那天我下班回家,一辆小车停在我面前,玻璃摇了下来,邹大国面带微笑向我挥手:“上车吧!”
“你怎么来省城了?”
“开会,顺便来看看你这个大记者。”邹大国依然面带微笑。
邹大国的司机把我们带到一家豪华的酒店,看来他的司机对省城已是熟门熟路。司机点了一桌子好菜,很丰盛,天上飞的,地上跑的,水里游的都有,喝的酒是茅台。
几杯酒下肚后,我说:“今天让你破费了,你是不是有啥事求我?”
“老同学叙叙旧而已,没别的意思。”
“来,抽根烟。”我哈着酒气,掏出“廉正牌”烟说。
“还是抽我的吧。”邹大国嘴上叼了一根,然后给我递上一根中华,点燃,嘿嘿一笑,“你一个大记者,就抽这种廉价烟?”
“便宜,实惠,再说我烟瘾也大。”我也嘿嘿一笑。
“廉价烟,伤身体。”
我转移话题说,“你这次一定是有事求我,你说,只要我能办到的,一定帮你办成。”
邹大国摸了摸头说:“我还真有一件小事,我们医院准备申报三甲医院,你帮我写篇文章吹捧一下本人和医院……”
我说:“目前国内三甲医院的数量是严格控制的,不是随便就申报成功的,卫生部要对硬件、软件进行评估,要多次去医院实地考察。”
“这我知道,其他的我自有办法,你只负责给我‘吹就是,材料我都给你准备好了,到时我司机会给你的。”
那天,我喝醉了,都不知道是怎么回家的。第二天醒来,我才发现那个黑袋子,我打开一看,里面是一条中华烟和医院的材料,最下面还有一个厚厚的信封,打开一看,里面全是崭新的百元钞票。
熬夜几个晚上,稿子终于写了出来,发给邹大国过目,他很满意。
不久,这篇长篇通讯报道在我负责的版面上发了出来。
第二年,县医院终于被评上了三甲医院。电视上也报道了他,他被市里评为十佳院长。
此后,我和邹大国各忙各的,一个在省城,一个在县城,始终没再见面。其间,我在网上看到了各种负面消息,有举报他包养情人的,有举报他吃回扣的,有举报打着为职工修建住宅楼,实为自己修建别墅……但几年过去了,邹大国依然还是院长。我听私下里有人说他:妓女睡觉——上面有人。

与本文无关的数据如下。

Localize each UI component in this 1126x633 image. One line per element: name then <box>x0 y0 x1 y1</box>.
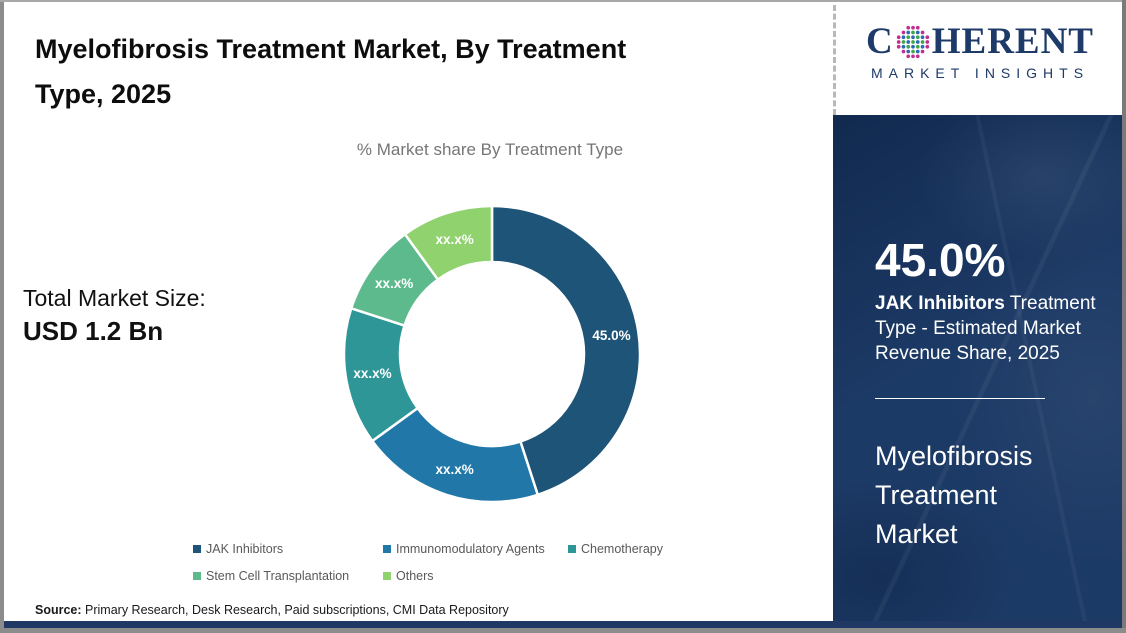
logo-globe-dot <box>906 54 910 59</box>
logo-globe-dot <box>910 49 915 54</box>
logo-text-suffix: HERENT <box>931 21 1094 62</box>
logo-globe-dot <box>896 40 901 44</box>
logo-globe-dot <box>910 40 915 44</box>
chart-legend: JAK Inhibitors Immunomodulatory Agents C… <box>193 542 793 583</box>
donut-slice-label-1: xx.x% <box>435 462 473 477</box>
bottom-accent-bar <box>0 621 1126 628</box>
logo-globe-dot <box>915 35 920 40</box>
donut-slice-label-0: 45.0% <box>592 328 630 343</box>
logo-globe-dot <box>910 44 915 49</box>
donut-slice-0 <box>490 204 642 497</box>
logo-globe-dot <box>910 35 915 40</box>
donut-slice-4 <box>403 204 494 281</box>
logo-globe-dot <box>896 35 901 40</box>
logo-globe-dot <box>915 40 920 44</box>
logo-globe-dot <box>915 25 920 30</box>
source-note: Source: Primary Research, Desk Research,… <box>35 603 509 617</box>
logo-subtitle: MARKET INSIGHTS <box>870 65 1090 81</box>
stat-description-bold: JAK Inhibitors <box>875 293 1005 314</box>
logo-dashed-separator <box>833 5 836 115</box>
logo-globe-dot <box>896 44 901 49</box>
stat-description: JAK Inhibitors Treatment Type - Estimate… <box>875 291 1101 366</box>
logo-globe-dot <box>906 25 910 30</box>
stats-panel-divider <box>875 398 1045 399</box>
logo-globe-dot <box>920 35 925 40</box>
chart-title: % Market share By Treatment Type <box>356 140 624 159</box>
logo-globe-dot <box>901 40 906 44</box>
logo-globe-dot <box>915 54 920 59</box>
legend-item-jak-inhibitors: JAK Inhibitors <box>193 542 383 556</box>
legend-swatch-jak-inhibitors <box>193 545 201 553</box>
total-market-size: Total Market Size: USD 1.2 Bn <box>23 283 206 348</box>
donut-chart-svg: 45.0% xx.x% xx.x% xx.x% xx.x% <box>342 204 642 504</box>
stat-description-rest: Treatment Type - Estimated Market Revenu… <box>875 293 1096 364</box>
legend-swatch-stem-cell-transplantation <box>193 572 201 580</box>
donut-slice-label-3: xx.x% <box>375 276 413 291</box>
logo-globe-dot <box>901 35 906 40</box>
brand-logo: C HERENT MARKET INSIGHTS <box>846 22 1114 110</box>
stats-panel: 45.0% JAK Inhibitors Treatment Type - Es… <box>833 115 1122 628</box>
page-title-line2: Type, 2025 <box>35 79 172 109</box>
logo-globe-dot <box>910 54 915 59</box>
logo-globe-dot <box>915 30 920 35</box>
brand-logo-wordmark: C HERENT <box>846 22 1114 62</box>
page-title: Myelofibrosis Treatment Market, By Treat… <box>35 27 815 117</box>
stat-big-value: 45.0% <box>875 234 1006 286</box>
logo-globe-dot <box>920 40 925 44</box>
logo-globe-dot <box>915 44 920 49</box>
source-label: Source: <box>35 603 82 617</box>
logo-text-prefix: C <box>866 21 894 62</box>
legend-swatch-others <box>383 572 391 580</box>
total-market-size-value: USD 1.2 Bn <box>23 316 164 346</box>
logo-globe-dot <box>925 35 929 40</box>
legend-item-chemotherapy: Chemotherapy <box>568 542 793 556</box>
legend-swatch-chemotherapy <box>568 545 576 553</box>
legend-item-stem-cell-transplantation: Stem Cell Transplantation <box>193 569 383 583</box>
legend-label: Others <box>396 569 434 583</box>
report-title-line3: Market <box>875 519 958 549</box>
logo-globe-dot <box>925 44 929 49</box>
frame-border-right <box>1122 0 1126 633</box>
logo-globe-dot <box>910 30 915 35</box>
donut-slice-label-2: xx.x% <box>353 366 391 381</box>
frame-border-bottom <box>0 628 1126 633</box>
logo-globe-dot <box>906 35 910 40</box>
logo-globe-dot <box>906 40 910 44</box>
legend-item-others: Others <box>383 569 568 583</box>
logo-globe-dot <box>915 49 920 54</box>
logo-globe-dot <box>906 49 910 54</box>
legend-swatch-immunomodulatory-agents <box>383 545 391 553</box>
logo-globe-dot <box>901 49 906 54</box>
legend-label: Stem Cell Transplantation <box>206 569 350 583</box>
report-title-line1: Myelofibrosis <box>875 441 1033 471</box>
report-title-line2: Treatment <box>875 480 998 510</box>
frame-border-left <box>0 0 4 633</box>
legend-item-immunomodulatory-agents: Immunomodulatory Agents <box>383 542 568 556</box>
logo-globe-dot <box>901 44 906 49</box>
source-text: Primary Research, Desk Research, Paid su… <box>85 603 509 617</box>
donut-slice-label-4: xx.x% <box>435 232 473 247</box>
report-title: Myelofibrosis Treatment Market <box>875 437 1080 554</box>
frame-border-top <box>0 0 1126 2</box>
logo-globe-dot <box>901 30 906 35</box>
logo-globe-dot <box>925 40 929 44</box>
total-market-size-label: Total Market Size: <box>23 285 206 311</box>
page-title-line1: Myelofibrosis Treatment Market, By Treat… <box>35 34 627 64</box>
logo-globe-dot <box>906 44 910 49</box>
legend-label: Chemotherapy <box>581 542 663 556</box>
legend-label: JAK Inhibitors <box>206 542 284 556</box>
logo-globe-dot <box>910 25 915 30</box>
logo-globe-dot <box>906 30 910 35</box>
logo-globe-icon <box>896 25 929 59</box>
logo-globe-dot <box>920 44 925 49</box>
logo-globe-dot <box>920 49 925 54</box>
logo-globe-dot <box>920 30 925 35</box>
legend-label: Immunomodulatory Agents <box>396 542 545 556</box>
donut-chart: 45.0% xx.x% xx.x% xx.x% xx.x% <box>332 194 652 514</box>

转眼又是两年过去了,我去某监狱采访。采访完毕,正好是罪犯们放风的时间,在一堆堆的人群中我发现了邹大国,他虽然穿着囚服,留着小平头,但我还是一眼认出了他。
“大国,你怎么在这里?”我走过去拍了拍他的肩膀。
“你是?”他一愣,半天才回过神来,不好意思的,“原来是你!”接着叹了一口气,“说来话长,有烟没?”
我说:“我知道你一直抽中华烟,我的都是便宜烟。”
“我烟瘾大,快给我一根。”
我掏出半包“廉正牌”烟递了过去,他接过后向四周看了看,弹出一根,点燃后贪婪地吸了一口,然后悠悠地吐了出来:“味道不错,虽然有点辣有点苦,但好抽……”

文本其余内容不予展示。